There was no mention of Bullis quarterback Dwayne Haskins Jr. There was no mention of Good Counsel linebacker Keandre Jones, either.
The duo, once considered the crown jewels of the Terrapins football team’s 2016 recruiting class, weren’t spoken of during coach DJ Durkin’s National Signing Day news conference yesterday. The local products, who previously verbally committed to the Terps, spurned their home-state school for Ohio State 17 days ago.
Yet in the days after the hyped recruits vowed their allegiance to Buckeyes coach Urban Meyer, something special happened in College Park. With Winter Storm Jonas dumping about 2 feet of snow in the Washington area two weekends ago, Durkin said many schools canceled their recruiting visits. Not the Terps.
“We had the roads plowed from here to the hotel right here on campus. Everything else was snowed in, but there was a path to go back and forth,” Durkin said. “We spent a lot of quality time together.”
It allowed the coaching staff a chance to bond with recruits. Elijah and Elisha Daniels, twin defensive backs from Davie, Florida, even offered a duet of “My Girl” by The Temptations.
Durkin probably would have preferred that Haskins and Jones keep their commitments. But he didn’t let the bad news prevent him from forging relationships with his new players, whom he was thrilled to speak about in Glazer Auditorium yesterday.
“We got to know each other better than ever before in recruiting,” Durkin said. “Usually there’s so much going on. You’re going to eat here, do this, do that. … We were all kind of here, snowed in together, just having a good time together.”
Durkin’s mouth could hardly keep up with his brain yesterday, as he spoke quickly and eagerly of the Terps’ 23 signees. He stumbled over his words at times, but his excitement never wavered.
The new coach offered the highest praise of the day for quarterback Tyrrell Pigrome from Pinson, Alabama. The 2015 Gatorade Alabama Player of the Year recorded 62 touchdowns as a senior — 44 through the air and 18 on the ground.
“I don’t know if you guys have watched his tape. That guy is electric,” Durkin said. “He’ll be a household name around here real soon.”
The Terps certainly hope Pigrome lives up to that billing. After verbally committing to the program in May, Haskins spoke of turning around a floundering program and encouraging fellow in-state players to join him in College Park.
His presence became even more valued last season, as quarterbacks Caleb Rowe and Perry Hills helped combine for a nation-leading 29 interceptions. For many, Haskins was a savior.
That’s in the past now.

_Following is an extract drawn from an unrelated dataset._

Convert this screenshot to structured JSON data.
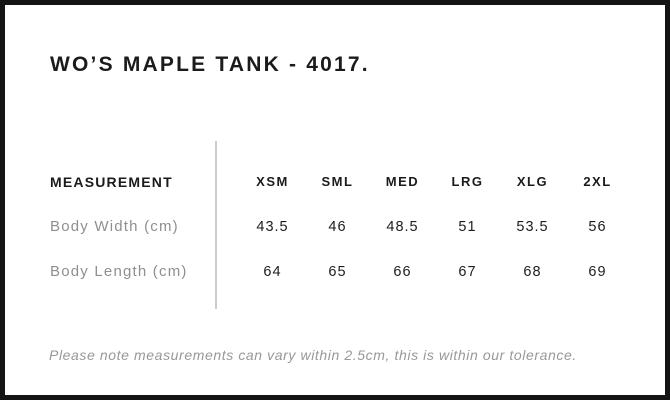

Haskins is gone, only to set foot in Maryland Stadium for conference games with buckeye leaves adorning a silver helmet.
Durkin and his staff were still able to haul in some notable local players, though. Running back Lorenzo Harrison, wide receivers DJ Turner and Tino Ellis and offensive lineman Terrance Davis all come from DeMatha.
Harrison was named a three-star prospect by 247sports and ESPN, Turner is a consensus three-star recruit, while Ellis and Davis are consensus four-star recruits.
“It’s been some time since there has been a DeMatha guy in this program. I can tell you one thing, we are going to be going back there next year, too,” Durkin said. “Those are all guys that are top-notch football players that could’ve gone to a lot of places, and we were able to keep them right here at home.”
Archbishop Carroll offensive lineman Richard Merritt and Quince Orchard defensive tackle Adam McLean are four-star recruits, too.
“[McLean] has excellent pass-rush skills and can really push the pocket,” associate head coach Mike London said. “Adam can also use his strength to be a force in stopping the run.”
Durkin also championed the team’s success in Florida. The team hauled in seven players from the state.
“We kind of view Florida maybe as our second home,” Durkin said.
The Terps also reeled in prospects from Alabama, Georgia, Indiana, Ohio and Australia.
But for Durkin, luring 10 players from this state proved his greatest accomplishment.
“In the past, our guys have continued to spread out and go to different places,” Durkin said. “It’s our job to build a program, put a product on the field that guys can be proud of. And where all those guys from here will want to come play for the hometown team.”